Willmott, the English essayist, says poetry is the natural religion of literature.
      - William R. Alger

Poetry is the sister of Sorrow. Every man that suffers and weeps is a poet; every tear is a verse, and every heart a poem.
      - Marc Andre

A poet is someone who is astonished by everything.
      - Anonymous

Poetry is finer and more philosophical than history, for poetry expresses the universal, and history only the particular.
      - Aristotle

Poetry is something more philosophical and more worthy of serious attention than history.
      - Aristotle

Poetry interprets in two ways: it interprets by expressing, with magical felicity, the physiognomy and movements of the outward world; and it interprets by expressing, with inspired conviction, the ideas and laws of the inward world of man's moral and spiritual nature. In other words, poetry is interpretative both by having natural magic in it, and by having moral profundity.
      - Matthew Arnold

Poetry is simply the most beautiful, impressive, and widely effective mode of saying things.
      - Matthew Arnold

The grand style arises in poetry, when a noble nature, treats with simplicity or with severity a serious subject.
      - Matthew Arnold

Poetry is itself a thing of God;
  He made his prophets poets;and the more
    We feel of poesie do we become
      Like God in love and power,--under-makers.
      - Philip James Bailey, Festus (Proem, l. 5)

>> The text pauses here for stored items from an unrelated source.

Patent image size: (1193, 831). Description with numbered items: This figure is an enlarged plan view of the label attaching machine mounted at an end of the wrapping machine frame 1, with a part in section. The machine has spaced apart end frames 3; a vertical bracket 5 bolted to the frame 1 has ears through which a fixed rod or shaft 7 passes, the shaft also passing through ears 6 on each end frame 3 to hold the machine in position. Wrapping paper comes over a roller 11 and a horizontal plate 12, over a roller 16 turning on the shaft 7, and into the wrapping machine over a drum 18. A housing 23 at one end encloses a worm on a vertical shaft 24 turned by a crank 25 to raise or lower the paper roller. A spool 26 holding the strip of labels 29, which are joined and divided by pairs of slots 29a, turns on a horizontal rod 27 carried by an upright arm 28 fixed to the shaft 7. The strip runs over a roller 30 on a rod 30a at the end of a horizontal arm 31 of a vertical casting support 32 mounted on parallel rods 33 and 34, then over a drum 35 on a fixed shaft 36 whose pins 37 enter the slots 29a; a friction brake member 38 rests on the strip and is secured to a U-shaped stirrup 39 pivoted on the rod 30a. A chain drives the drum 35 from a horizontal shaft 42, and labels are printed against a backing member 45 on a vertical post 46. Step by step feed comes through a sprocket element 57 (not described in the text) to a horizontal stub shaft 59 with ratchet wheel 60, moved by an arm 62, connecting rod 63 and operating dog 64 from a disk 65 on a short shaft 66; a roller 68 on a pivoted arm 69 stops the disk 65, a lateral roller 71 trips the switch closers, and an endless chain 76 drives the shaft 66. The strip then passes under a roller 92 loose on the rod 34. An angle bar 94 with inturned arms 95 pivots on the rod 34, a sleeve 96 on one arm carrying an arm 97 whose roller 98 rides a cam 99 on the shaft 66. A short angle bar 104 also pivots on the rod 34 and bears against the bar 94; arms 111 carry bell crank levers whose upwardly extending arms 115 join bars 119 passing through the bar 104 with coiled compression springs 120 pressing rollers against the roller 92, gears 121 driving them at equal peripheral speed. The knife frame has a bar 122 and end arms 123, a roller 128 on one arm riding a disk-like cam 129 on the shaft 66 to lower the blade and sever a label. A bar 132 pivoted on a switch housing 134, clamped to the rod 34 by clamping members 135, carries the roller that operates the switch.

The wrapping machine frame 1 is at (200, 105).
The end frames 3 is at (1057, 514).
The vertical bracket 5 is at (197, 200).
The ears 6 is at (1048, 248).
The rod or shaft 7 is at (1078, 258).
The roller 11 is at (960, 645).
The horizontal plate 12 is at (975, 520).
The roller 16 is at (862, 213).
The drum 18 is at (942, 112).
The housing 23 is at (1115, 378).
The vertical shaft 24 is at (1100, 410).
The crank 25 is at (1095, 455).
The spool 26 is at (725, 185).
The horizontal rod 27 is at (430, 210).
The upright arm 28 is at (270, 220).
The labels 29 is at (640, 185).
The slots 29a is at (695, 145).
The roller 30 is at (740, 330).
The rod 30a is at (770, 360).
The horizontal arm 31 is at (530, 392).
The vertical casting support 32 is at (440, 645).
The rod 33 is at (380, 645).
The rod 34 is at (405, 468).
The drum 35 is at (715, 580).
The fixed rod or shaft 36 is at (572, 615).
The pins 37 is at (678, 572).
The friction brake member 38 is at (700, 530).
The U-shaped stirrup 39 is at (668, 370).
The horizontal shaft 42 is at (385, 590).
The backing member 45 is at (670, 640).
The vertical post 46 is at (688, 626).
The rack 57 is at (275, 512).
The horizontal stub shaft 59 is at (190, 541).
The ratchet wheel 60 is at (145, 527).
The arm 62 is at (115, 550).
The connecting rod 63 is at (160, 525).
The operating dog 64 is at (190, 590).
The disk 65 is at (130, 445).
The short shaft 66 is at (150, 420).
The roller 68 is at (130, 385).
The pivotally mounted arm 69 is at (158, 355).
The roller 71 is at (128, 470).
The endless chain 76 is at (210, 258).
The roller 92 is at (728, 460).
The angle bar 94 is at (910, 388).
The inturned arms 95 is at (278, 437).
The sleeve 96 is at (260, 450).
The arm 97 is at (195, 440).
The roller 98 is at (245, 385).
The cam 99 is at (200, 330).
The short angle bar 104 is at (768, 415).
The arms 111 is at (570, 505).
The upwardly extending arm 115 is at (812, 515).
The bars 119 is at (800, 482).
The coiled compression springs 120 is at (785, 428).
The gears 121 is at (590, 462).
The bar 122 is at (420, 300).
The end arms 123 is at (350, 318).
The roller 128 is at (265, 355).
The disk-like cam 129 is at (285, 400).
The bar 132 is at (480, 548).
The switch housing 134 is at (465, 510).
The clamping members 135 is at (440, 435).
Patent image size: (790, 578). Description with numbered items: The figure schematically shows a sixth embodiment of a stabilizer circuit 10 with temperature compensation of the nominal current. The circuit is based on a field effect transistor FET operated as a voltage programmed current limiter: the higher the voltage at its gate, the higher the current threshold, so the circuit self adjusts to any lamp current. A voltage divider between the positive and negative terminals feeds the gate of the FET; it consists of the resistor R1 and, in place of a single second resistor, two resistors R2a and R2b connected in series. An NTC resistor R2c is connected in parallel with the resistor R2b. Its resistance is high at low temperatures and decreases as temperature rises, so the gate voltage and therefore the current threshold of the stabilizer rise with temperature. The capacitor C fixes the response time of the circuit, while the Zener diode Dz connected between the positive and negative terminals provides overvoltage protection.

I gave up on new poetry myself thirty years ago, when most of it began to read like coded messages passing between lonely aliens on a hostile world.
      - Russell Baker

It is very difficult to pass from pleasure to work. Accordingly more poems have been swallowed up by sorrow than ever happiness caused to blaze forth in unparalleled radiance.
      - Honore de Balzac

Poetry is only born after painful journeys into the vast regions of thought.
      - Honore de Balzac

I've read some of your modern free verse and wonder who set it free.
      - John Barrymore

Poetry is the robe, the royal apparel, in which truth asserts its divine origin.
      - Henry Ward Beecher

'Twas he that ranged the words at random flung,
  Pierced the fair pearls and them together strung.
      - Bidpai (Pilpay), Anvari Suhaili,
        (Eastwick's rendering)

Poetry should be vital--either stirring our blood by its divine movements or snatching our breath by its divine perfection. To do both is supreme glory, to do either is enduring fame.
      - Augustine Birrell

Poetry is that art which selects and arranges the symbols of thought in such a manner as to excite the imagination the most powerfully and delightfully.
      - William Cullen Bryant

Poetry is the eloquence of verse.
      - William Cullen Bryant

The poet in prose or verse--the creator--can only stamp his images forcibly on the page in proportion as he has forcibly felt, ardently nursed, and long brooded over them.
      - Edward George Earle Lytton Bulwer-Lytton, 1st Baron Lytton

You speak
  As one who fed on poetry.
      - Edward George Earle Lytton Bulwer-Lytton, 1st Baron Lytton,
        Richelieu (act I, sc. 1)

Poetry is the art of substituting shadows, and of lending existence to nothing.
      - Edmund Burke

Poetry, with all its obscurity, has a more general as well as a more powerful dominion over the passions than the art of painting.
      - Edmund Burke

For rhyme the rudder is of verses,
  With which, like ships, they steer their courses.
      - Samuel Butler (1), Hudibras
         (pt. I, canto I, l. 463)

Some force whole regions, in despite
  O' geography, to change their site;
    Make former times shake hands with latter,
      And that which was before come after;
        But those that write in rhyme still make
          The one verse for the other's sake;
            For one for sense, and one for rhyme,
              I think's sufficient at one time.
      - Samuel Butler (1), Hudibras
         (pt. II, canto I, l. 23)

Nor florid prose, nor honied lies of rhyme,
  Can blazon evil deeds, or consecrate a crime.